Take a look. See how what’s made in Johnson County connects with your life.
Operations Vice President Bert Benton is patient as he guides me through the Lenexa plant, picking up this metal component and that to explain its role. He’s showing me “process instruments” for the oil, gas, power and nuclear industries – more precisely, pressure and level measuring equipment.
It does an injustice to the technical nature of SOR’s production to say that some of their products – level detectors – look a bit like the float device inside your toilet tank. But the concept is similar. They measure and control the level of liquid in industrial tanks.
“Our products measure temperature, pressure level, and flow – as in pipelines – and help people understand and control what’s going on in their industrial processes,” explains CEO Mike Waters. “One of our most interesting facts is that 65 percent of our revenue is generated from exports, and our single largest use market is China.”

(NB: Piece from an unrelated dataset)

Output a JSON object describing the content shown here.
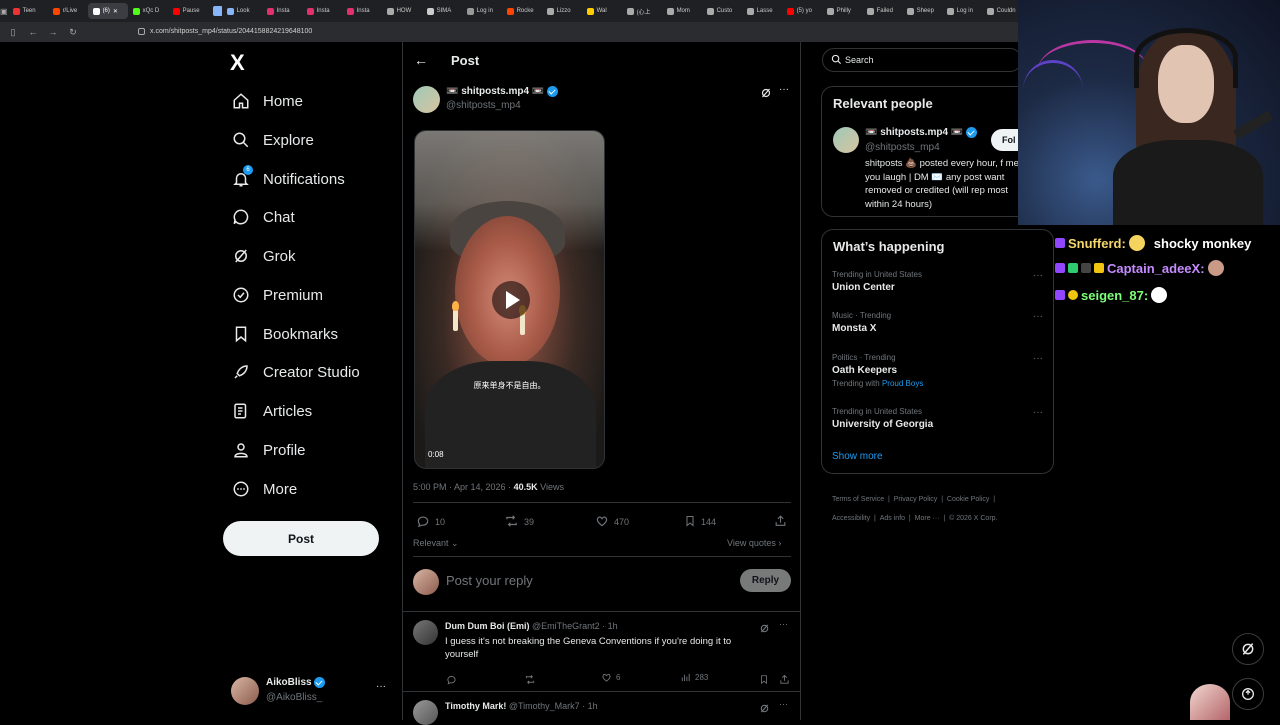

About 90 of SOR’s 170 employees, including welders, machinists, assemblers and people skilled in process engineering and the petrochemical field, work in the manufacturing part of the 110,000-square-foot building that has room to grow. But SOR already has done a lot of growing since its founding in 1946 as a small machine shop.
Eventually, it became Static O Ring, later shortened to SOR, named after its niche in making an instrument that used, you guessed it, static O rings as a key element.
Today, the factory focuses on three product lines: mechanical pressure detectors, mechanical level detectors and electronic instrumentation.
“All of our work is build to order,” Benton says. “We’ve come back strong from the Great Recession. The oil and gas market is strong, and power in China is strong. We’re shipping parts to Chinese power plants once a week.”
How does SOR relate to you? Every time you turn on a light detector or put gasoline in your car, Waters says, you’re seeing the end result of a process that SOR helped control and manage safely.